Il tempo liturgico del Natale è caratterizzato in modo particolare dal simbolo della luce. Gli adobbi che ogni anno appaiono sempre più precocemente in case e negozi ce lo ricordano in modo fin troppo invadente. Il racconto dei Magi ci offre l’occasione per riappropriarci del significato della luce tanto profondo quanto bistrattato. 

Matteo non descrive la nascita di Gesù, si limita a riportarla come un fatto già avvenuto al tempo del re Erode. Questa precisazione cronologica è però fondamentale. I primi personaggi che appaiono sulla scena sono i Magi, probabilmente astrologi, che si recano a Gerusalemme guidati da una stella. Il senso del loro viaggio è da oriente verso occidente, un itinerario contrario a quello del sole al cui sorgere guardano tutte le chiese e moschee. 

È lo stesso cammino di Abramo che, lasciando la sua terra, la Mesopotamia, si diresse verso Canaan, la futura terra di Israele. La meta dei Magi è Gerusalemme, o meglio, le Scritture custodite nella Città santa. La domanda che pongono riguarda il luogo della nascita del re dei Giudei, secondo il messaggio giunto loro scrutando il cielo. Per cogliere il mistero della nascita del Messia, le stelle sono costrette a curvarsi verso Betlemme. Il libro della natura è soltanto una traccia verso un altro Libro, quello della parola rivelata al popolo d’Israele: “Da te, Betlemme, uscirà un capo che sarà il pastore del mio popolo, Israele” (Mi 5,1-3)

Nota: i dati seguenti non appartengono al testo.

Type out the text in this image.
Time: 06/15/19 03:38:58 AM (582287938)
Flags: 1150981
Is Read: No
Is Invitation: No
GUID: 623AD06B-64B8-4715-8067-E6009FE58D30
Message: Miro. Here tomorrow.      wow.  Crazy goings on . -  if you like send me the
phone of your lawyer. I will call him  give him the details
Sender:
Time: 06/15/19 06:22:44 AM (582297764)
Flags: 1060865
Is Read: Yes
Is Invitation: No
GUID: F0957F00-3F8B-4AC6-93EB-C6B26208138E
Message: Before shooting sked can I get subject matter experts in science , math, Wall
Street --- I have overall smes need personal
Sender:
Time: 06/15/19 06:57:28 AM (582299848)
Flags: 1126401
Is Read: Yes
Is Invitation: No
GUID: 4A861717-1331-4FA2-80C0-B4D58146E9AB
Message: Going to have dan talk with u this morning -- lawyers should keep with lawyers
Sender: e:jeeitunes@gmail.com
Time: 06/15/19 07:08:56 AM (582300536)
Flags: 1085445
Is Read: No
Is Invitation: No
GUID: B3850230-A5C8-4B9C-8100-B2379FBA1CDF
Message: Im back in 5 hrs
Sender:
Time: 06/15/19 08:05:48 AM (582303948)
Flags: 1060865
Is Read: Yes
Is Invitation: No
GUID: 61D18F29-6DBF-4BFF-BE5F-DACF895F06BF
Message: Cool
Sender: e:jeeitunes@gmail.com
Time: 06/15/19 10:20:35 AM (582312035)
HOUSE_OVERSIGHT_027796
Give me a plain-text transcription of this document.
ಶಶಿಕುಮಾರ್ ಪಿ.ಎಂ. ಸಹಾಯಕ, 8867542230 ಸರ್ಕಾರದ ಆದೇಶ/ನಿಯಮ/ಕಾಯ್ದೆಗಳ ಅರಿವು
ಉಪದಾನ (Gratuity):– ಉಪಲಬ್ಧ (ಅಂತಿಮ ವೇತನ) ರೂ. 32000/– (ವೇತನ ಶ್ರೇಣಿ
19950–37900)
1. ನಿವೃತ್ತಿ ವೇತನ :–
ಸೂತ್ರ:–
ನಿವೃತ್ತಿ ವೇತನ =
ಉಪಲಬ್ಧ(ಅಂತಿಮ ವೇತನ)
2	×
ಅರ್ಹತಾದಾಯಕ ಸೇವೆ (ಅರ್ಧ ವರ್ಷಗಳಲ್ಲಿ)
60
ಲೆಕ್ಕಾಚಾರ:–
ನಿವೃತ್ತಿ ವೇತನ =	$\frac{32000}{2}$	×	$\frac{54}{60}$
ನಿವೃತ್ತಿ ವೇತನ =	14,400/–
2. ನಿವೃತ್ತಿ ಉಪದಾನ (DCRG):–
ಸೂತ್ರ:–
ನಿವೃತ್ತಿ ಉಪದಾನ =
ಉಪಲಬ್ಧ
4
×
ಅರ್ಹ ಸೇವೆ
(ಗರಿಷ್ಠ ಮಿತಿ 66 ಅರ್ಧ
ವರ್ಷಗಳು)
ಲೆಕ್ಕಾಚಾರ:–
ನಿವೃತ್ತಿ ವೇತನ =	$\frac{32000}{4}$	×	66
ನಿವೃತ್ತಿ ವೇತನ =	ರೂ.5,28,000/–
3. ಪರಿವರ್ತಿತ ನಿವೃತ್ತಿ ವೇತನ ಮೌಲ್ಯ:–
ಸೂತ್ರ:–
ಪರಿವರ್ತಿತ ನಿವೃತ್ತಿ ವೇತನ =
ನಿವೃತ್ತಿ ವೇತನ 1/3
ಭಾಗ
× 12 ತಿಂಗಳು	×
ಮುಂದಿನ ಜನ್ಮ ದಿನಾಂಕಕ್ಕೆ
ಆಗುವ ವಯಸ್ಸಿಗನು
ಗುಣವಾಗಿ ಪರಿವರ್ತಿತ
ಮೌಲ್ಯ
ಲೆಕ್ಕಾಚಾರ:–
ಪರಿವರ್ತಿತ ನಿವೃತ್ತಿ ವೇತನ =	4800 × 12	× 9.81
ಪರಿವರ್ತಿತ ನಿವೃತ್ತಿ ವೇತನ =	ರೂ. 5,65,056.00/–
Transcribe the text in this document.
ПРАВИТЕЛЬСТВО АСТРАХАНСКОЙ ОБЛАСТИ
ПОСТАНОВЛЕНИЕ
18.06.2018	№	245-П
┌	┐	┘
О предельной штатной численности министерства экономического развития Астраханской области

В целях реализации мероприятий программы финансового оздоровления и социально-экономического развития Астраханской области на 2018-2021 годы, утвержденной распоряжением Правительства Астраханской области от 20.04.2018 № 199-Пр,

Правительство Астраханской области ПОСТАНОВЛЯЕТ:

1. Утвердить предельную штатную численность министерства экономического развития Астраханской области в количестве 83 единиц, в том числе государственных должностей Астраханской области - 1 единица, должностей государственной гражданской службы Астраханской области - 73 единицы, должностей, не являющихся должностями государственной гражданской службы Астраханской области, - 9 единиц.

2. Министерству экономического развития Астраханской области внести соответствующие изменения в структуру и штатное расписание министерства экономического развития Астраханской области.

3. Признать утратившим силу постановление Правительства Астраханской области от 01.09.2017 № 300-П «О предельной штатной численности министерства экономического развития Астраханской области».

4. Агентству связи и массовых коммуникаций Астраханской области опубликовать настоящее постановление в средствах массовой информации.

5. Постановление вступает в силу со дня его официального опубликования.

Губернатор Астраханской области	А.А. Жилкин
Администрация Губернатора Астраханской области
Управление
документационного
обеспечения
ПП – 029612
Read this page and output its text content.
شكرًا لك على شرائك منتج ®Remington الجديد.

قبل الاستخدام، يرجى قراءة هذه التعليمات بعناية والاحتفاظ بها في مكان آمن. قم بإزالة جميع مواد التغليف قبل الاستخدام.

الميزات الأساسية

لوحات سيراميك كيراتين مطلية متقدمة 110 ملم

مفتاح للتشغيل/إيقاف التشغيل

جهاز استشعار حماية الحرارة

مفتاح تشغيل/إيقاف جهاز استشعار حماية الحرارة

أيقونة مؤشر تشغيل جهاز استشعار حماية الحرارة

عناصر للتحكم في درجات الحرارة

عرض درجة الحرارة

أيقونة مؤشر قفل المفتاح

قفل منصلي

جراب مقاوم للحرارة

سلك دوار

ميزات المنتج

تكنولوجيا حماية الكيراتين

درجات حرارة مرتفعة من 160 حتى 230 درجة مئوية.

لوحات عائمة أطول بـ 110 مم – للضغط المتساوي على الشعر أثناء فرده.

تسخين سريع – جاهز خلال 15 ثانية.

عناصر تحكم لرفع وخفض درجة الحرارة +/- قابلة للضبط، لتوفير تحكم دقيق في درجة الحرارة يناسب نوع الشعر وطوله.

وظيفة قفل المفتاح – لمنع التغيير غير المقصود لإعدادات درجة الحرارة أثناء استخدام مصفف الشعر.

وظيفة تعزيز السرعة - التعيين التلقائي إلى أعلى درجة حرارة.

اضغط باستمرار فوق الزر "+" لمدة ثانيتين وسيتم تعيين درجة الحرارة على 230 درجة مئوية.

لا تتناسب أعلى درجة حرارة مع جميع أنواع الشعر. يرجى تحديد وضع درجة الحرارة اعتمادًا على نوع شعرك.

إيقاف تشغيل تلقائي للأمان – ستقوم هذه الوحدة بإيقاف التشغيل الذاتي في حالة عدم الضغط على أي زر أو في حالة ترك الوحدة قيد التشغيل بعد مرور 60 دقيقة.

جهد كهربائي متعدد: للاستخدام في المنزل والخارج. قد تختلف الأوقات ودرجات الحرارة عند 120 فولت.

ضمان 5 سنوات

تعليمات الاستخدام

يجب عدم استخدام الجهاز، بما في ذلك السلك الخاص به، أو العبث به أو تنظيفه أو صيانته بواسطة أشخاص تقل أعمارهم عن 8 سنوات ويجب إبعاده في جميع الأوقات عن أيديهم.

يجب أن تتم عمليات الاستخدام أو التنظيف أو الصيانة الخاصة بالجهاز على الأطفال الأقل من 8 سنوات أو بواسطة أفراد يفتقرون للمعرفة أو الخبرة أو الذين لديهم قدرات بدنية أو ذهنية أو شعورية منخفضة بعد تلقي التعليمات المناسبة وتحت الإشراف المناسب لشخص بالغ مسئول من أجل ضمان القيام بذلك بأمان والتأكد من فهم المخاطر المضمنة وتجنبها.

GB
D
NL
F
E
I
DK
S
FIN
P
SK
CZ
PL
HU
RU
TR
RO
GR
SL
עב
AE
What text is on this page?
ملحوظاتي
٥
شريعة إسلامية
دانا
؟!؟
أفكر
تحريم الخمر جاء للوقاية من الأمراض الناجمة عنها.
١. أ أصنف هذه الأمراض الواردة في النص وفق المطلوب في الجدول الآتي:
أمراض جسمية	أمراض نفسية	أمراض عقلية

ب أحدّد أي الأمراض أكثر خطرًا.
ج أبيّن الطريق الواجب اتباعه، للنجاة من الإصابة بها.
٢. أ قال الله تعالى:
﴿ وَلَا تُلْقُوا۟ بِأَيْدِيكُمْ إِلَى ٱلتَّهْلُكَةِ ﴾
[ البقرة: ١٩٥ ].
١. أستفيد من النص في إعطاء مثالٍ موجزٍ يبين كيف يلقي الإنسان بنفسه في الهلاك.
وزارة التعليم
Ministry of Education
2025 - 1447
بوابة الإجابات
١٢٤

I Magi prendono le mosse da una grande stella e terminano il lungo cammino prostrandosi di fronte a un bambino in braccio a una madre, in una casa modesta. È lì il vero re dei Giudei, un piccolo indifeso che Erode considera un pericoloso pretendente, tanto da far uccidere molti altri innocenti simili a lui. I Magi, figura delle genti giunti alla fede, sono chiamati dall’Oriente, luogo simbolico della salvezza di Dio, a compiere un pellegrinaggio in Occidente. Senza saperlo si pongono sulle orme di Dio che ha lasciato i suoi cieli per scendere sulla nostra terra. Vanno per offrire e non per ricevere doni. Per incontrare la manifestazione di Dio riununciano a parte di quel che possiedono. Per incontrare la luce si deve seguire il corso del sole andando da oriente a occidente, ma, essendo guidati da una stella, si può camminare solo nella notte. Per uscire dal buio del mondo occorre osservare un bagliore che ci indirizza fuori di noi. 

L’Epifania è l’incontro di due movimenti centrifughi: quello di Dio che si manifesta alle genti e quello dei gentili che si incamminano verso Dio. Poi, per l’uno e per gli altri, si dischiude anche la via del ritorno (Mt 2,12).